Summary of recommendations and conclusions
Presentations from Departmental officials
(a) We have indicated to the Government our desire to hear presentations from officials as a matter of routine at the Committee meeting immediately following the laying of a proposal before Parliament (paragraph 7).
Any Member of the House would be welcome, by prior arrangement with the Committee office, to attend any presentation on any regulatory reform order which the Government may bring forward (paragraph 8).
(c) So long as there is a regular and even flow of proposals and draft orders coming before the Committee, we consider that we should have no difficulty in dealing with up to two items laid in any sitting week, provided that at least one of those is a draft order, at "second-stage" scrutiny. We also suggest that it may, alternatively, be possible for us to deal with the laying before Parliament of up to two of the less complex proposals at "first-stage" scrutiny (paragraph 12).
Standing order procedures in the case of disagreement
(d) We are disappointed that our recommendation that the Government pledge to allow a free vote on any motion under Standing Order No. 18(2) was rejected. We continue to believe that a free vote would be appropriate in these circumstances. At the very least, the freedom of Committee members not to vote against their own recommendation should be preserved (paragraph 26).
(e) We believe that it is too early in the life of the new Act, and that too few proposals have been taken through the procedure, for it to be appropriate to begin to suggest how the procedure might be altered. We suggest that any significant change in the current scrutiny arrangements would be impractical, because of the practical problems inherent in having to decide case-by-case on the appropriate procedures to be followed in the case of any particular regulatory reform proposal. Nevertheless, if in due course the Government comes up with any practical suggestions, we would be pleased to consider them (paragraph 29).
Regulatory reform and the National Assembly for Wales
(f) The current arrangements for requesting the Assembly's consent appear to us to be sensible (paragraph 31).
Disapplication of section 1(4) of the Regulatory Reform Act
(g) We suggest that the Government might more appropriately consider incorporating more widespread use of the "superaffirmative" procedure into legislation, rather than bending the regulatory reform procedure to uses for which it was not originally intended (paragraph 35).

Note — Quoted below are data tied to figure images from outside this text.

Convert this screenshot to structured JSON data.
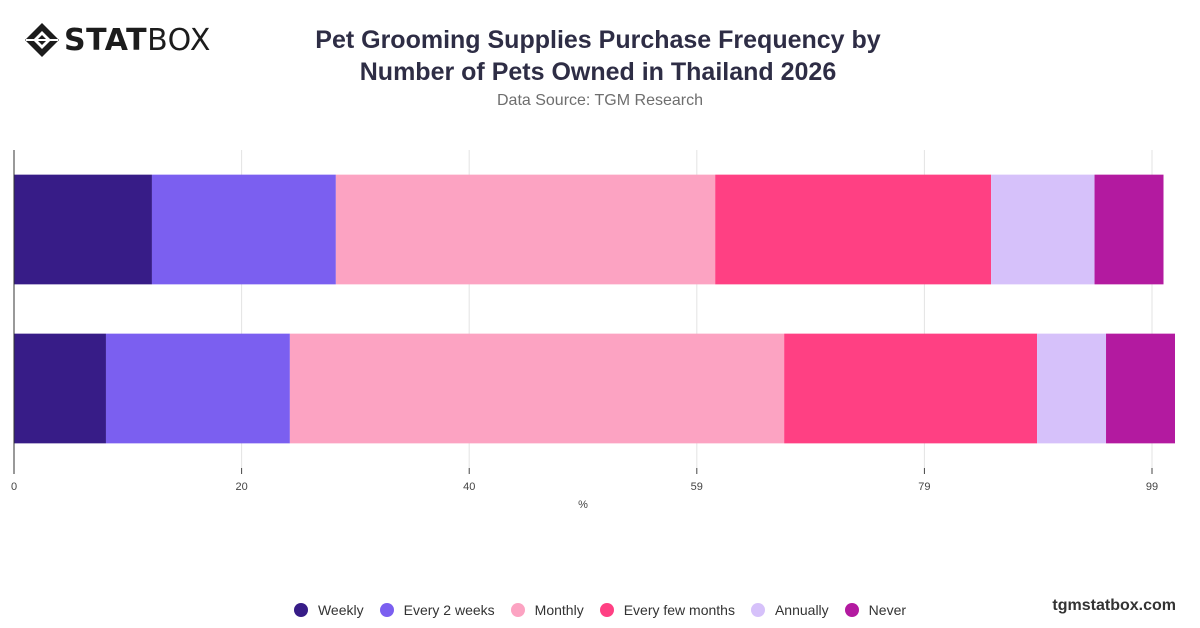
{
  "brand": {
    "logo_bold": "STAT",
    "logo_light": "BOX",
    "website": "tgmstatbox.com"
  },
  "header": {
    "title_line1": "Pet Grooming Supplies Purchase Frequency by",
    "title_line2": "Number of Pets Owned in Thailand 2026",
    "subtitle": "Data Source: TGM Research"
  },
  "chart_data": {
    "type": "bar",
    "orientation": "horizontal",
    "stacked": true,
    "xlabel": "%",
    "xlim": [
      0,
      101
    ],
    "x_ticks": [
      "0",
      "20",
      "40",
      "59",
      "79",
      "99"
    ],
    "x_tick_values": [
      0,
      19.8,
      39.6,
      59.4,
      79.2,
      99
    ],
    "grid": true,
    "legend_position": "bottom",
    "categories": [
      "",
      ""
    ],
    "series": [
      {
        "name": "Weekly",
        "color": "#371c87",
        "values": [
          12,
          8
        ]
      },
      {
        "name": "Every 2 weeks",
        "color": "#7b5ff0",
        "values": [
          16,
          16
        ]
      },
      {
        "name": "Monthly",
        "color": "#fca3c2",
        "values": [
          33,
          43
        ]
      },
      {
        "name": "Every few months",
        "color": "#ff4083",
        "values": [
          24,
          22
        ]
      },
      {
        "name": "Annually",
        "color": "#d6c1fa",
        "values": [
          9,
          6
        ]
      },
      {
        "name": "Never",
        "color": "#b31aa0",
        "values": [
          6,
          6
        ]
      }
    ]
  }
}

We do not believe, [however], that disapplication [where necessary amendments have to be made to Acts of Parliament which are intended to be the subject of future, more wide-ranging reform by means of a regulatory reform order] would necessarily offend against the spirit of the Regulatory Reform Act; it may in fact help ensure the speediest possible introduction of some useful reforms (paragraph 38).
Generating proposal for regulatory reform orders
(i) We would strongly encourage any of our colleagues who thinks that he or she has identified a reform which might be suitable for implementation by means of a regulatory reform order to act as the Government has suggested, in gathering the initial evidence and lobbying the responsible Minister for action (paragraph 41).